To effectively implement TST, several organizational elements must be in place. First, TST must fit with a given agency’s mission such that genuine commitment is effected at all levels of the organization. Second, the agency must possess the capacity to form cross-disciplinary TST teams that deliver the disparate treatment modules. Third, individual team members must be trained in, and have enthusiasm for, TST. Fourth, an ongoing evaluation system must exist to ensure that TST is delivered with fidelity.
Implementing a model such as TST in an organization brings with it certain struggles common in any setting attempting organizational change. These include resistance to change (even when staff members express dissatisfaction with the way things are) and financial considerations (including managing multiple, often conflicting demands from outside funders and regulatory bodies). In addition, implementing a trauma-informed model adds the element of raising a difficult and uncomfortable topic that many people tend to avoid.

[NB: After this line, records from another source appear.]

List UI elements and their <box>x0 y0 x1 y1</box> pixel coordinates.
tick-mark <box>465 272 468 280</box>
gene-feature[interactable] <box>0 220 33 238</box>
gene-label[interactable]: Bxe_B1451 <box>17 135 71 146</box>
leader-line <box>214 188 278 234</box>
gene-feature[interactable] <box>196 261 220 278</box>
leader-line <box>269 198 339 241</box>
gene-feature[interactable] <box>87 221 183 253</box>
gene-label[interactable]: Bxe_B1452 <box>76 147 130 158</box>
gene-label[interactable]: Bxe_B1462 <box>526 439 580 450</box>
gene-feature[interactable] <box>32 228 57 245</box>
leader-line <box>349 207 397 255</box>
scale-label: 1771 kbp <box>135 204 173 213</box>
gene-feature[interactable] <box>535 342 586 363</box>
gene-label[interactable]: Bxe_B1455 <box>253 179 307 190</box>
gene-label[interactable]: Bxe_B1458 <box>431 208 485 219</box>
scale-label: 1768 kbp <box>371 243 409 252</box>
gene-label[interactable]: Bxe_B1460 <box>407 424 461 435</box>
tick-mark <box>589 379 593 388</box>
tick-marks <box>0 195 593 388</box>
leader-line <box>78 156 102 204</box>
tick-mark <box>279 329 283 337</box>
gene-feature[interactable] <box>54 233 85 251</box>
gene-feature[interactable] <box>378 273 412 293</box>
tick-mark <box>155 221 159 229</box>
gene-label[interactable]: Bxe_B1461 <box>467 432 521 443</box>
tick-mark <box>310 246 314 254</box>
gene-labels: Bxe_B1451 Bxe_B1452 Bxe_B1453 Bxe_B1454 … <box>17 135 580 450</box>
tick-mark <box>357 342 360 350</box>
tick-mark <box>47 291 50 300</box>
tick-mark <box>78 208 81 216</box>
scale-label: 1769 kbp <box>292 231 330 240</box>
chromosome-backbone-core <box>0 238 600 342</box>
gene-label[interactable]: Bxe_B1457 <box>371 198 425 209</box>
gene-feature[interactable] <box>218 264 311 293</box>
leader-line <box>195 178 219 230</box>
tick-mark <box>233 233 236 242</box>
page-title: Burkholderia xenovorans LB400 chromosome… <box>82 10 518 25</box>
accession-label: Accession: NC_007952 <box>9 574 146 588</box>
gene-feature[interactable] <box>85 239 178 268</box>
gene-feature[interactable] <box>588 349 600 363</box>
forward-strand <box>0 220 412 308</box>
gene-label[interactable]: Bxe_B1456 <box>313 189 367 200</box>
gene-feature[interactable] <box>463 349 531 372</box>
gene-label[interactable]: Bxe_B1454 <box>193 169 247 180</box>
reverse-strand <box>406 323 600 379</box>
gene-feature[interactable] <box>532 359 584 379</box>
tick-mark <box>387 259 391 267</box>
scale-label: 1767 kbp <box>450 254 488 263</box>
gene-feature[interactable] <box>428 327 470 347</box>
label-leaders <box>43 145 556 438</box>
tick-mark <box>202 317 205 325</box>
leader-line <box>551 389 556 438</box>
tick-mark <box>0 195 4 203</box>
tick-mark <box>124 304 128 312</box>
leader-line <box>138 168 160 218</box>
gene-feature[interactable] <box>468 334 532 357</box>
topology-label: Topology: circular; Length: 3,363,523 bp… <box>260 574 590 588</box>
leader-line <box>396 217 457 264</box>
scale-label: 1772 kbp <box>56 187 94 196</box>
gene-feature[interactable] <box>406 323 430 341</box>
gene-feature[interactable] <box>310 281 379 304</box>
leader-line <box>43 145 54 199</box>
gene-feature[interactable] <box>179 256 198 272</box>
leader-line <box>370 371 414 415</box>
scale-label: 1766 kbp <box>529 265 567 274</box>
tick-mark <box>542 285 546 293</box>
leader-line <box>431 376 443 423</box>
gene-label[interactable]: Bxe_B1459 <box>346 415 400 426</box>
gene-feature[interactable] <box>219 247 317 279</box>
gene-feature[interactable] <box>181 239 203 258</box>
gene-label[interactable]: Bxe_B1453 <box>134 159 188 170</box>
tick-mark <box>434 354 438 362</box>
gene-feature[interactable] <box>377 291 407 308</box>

TST takes all of these barriers into account, and engages agency leadership in a process called “organizational Ready Set Go.” This is analogous to the concept of treatment engagement with youth and families, and assumes that in order for implementation of the model to be successful, engagement from the top down as well as the bottom up must be in place.
Through this organizational engagement process, a TST consultant assists agency leadership in the creation of a TST Organizational Planning form. This is a process for identifying needs within the agency, as well as ways in which TST can help meet those needs. This process takes barriers into account and helps identify solutions to overcoming those barriers.
In keeping with TST Principal number 6, “insist on accountability, particularly your own,” TST embeds several processes for assessing fidelity to the model within organizational practice.